For each of the following quality dimensions, is assessing this dimension a requirement for your Use Case? Can you rank the required dimensions in order of priority? How do you assess your dataset against the quality dimensions? Are you using measures, or assigning one element from a controlled list of values or a ranking system (stars, levels...)? Are there any other quality dimensions and metrics that are required for the Use Case?

  • accuracy;
  • availability;
  • completeness;
  • conformance;
  • consistency;
  • credibility;
  • processability;
  • relevance;
  • timeliness.

Source for the quality dimensions: slide 8 of this presentation CC-BY Makx Dekkers/Open Data Support/PwC European Commission)
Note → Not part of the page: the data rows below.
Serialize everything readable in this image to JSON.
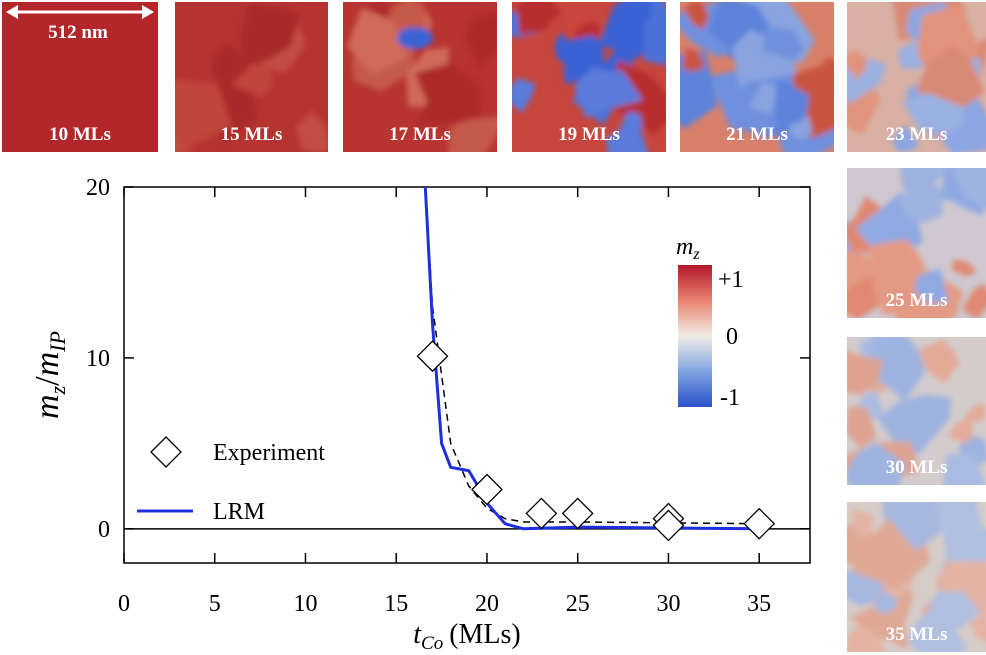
{
  "chart_data": {
    "type": "line",
    "x_label": {
      "symbol": "t",
      "subscript": "Co",
      "unit": "(MLs)"
    },
    "y_label": {
      "numerator": "m",
      "numerator_sub": "z",
      "slash": "/",
      "denominator": "m",
      "denominator_sub": "IP"
    },
    "xlim": [
      0,
      37.8
    ],
    "ylim": [
      -2,
      20
    ],
    "xticks": [
      0,
      5,
      10,
      15,
      20,
      25,
      30,
      35
    ],
    "yticks": [
      0,
      10,
      20
    ],
    "zero_line": true,
    "series": [
      {
        "name": "Experiment",
        "kind": "scatter",
        "marker": "diamond",
        "color": "#000000",
        "x": [
          17,
          20,
          23,
          25,
          30,
          30,
          35
        ],
        "values": [
          10.1,
          2.3,
          0.9,
          0.9,
          0.6,
          0.2,
          0.3
        ]
      },
      {
        "name": "LRM",
        "kind": "line",
        "color": "#1f2fe0",
        "x": [
          16.6,
          17,
          17.5,
          18,
          18.5,
          19,
          19.5,
          20,
          21,
          22,
          25,
          30,
          35
        ],
        "values": [
          20,
          12,
          5,
          3.6,
          3.5,
          3.4,
          2.5,
          1.5,
          0.3,
          0,
          0.1,
          0.05,
          0
        ]
      },
      {
        "kind": "dashed",
        "color": "#000000",
        "x": [
          16.6,
          17,
          18,
          19,
          20,
          21,
          22,
          25,
          30,
          35
        ],
        "values": [
          20,
          13,
          5,
          2.5,
          1.2,
          0.6,
          0.4,
          0.4,
          0.35,
          0.3
        ]
      }
    ],
    "colorbar": {
      "title": {
        "symbol": "m",
        "subscript": "z"
      },
      "labels": [
        "+1",
        "0",
        "-1"
      ]
    }
  },
  "maps": {
    "scale_bar": "512 nm",
    "labels": [
      "10 MLs",
      "15 MLs",
      "17 MLs",
      "19 MLs",
      "21 MLs",
      "23 MLs",
      "25 MLs",
      "30 MLs",
      "35 MLs"
    ]
  }
}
Some definitions from http://eis-bonn.github.io/Luzzu/papers/ldow2014.pdf

  • A Quality Dimension is a characteristic of a dataset relevant to the consumer (e.g. Availability of a dataset).
  • A Quality Metric is a procedure for measuring a data quality dimension, which is abstract, by observing a concrete quality indicator. There are usually multiple metrics per dimension; e.g., availability can be indicated by the accessibility of a SPARQL endpoint, or of an RDF dump. The value of a metric can be numeric (e.g., for the metric “human-readable labelling of classes, properties and entities”, the percentage of entities having an rdfs:label or rdfs:comment) or boolean (e.g. whether or not a SPARQL

endpoint is accessible).

Another example: a dimension could be "multilinguality" and two metrics could be "ratio of literals with language tags" and "number of different language tags".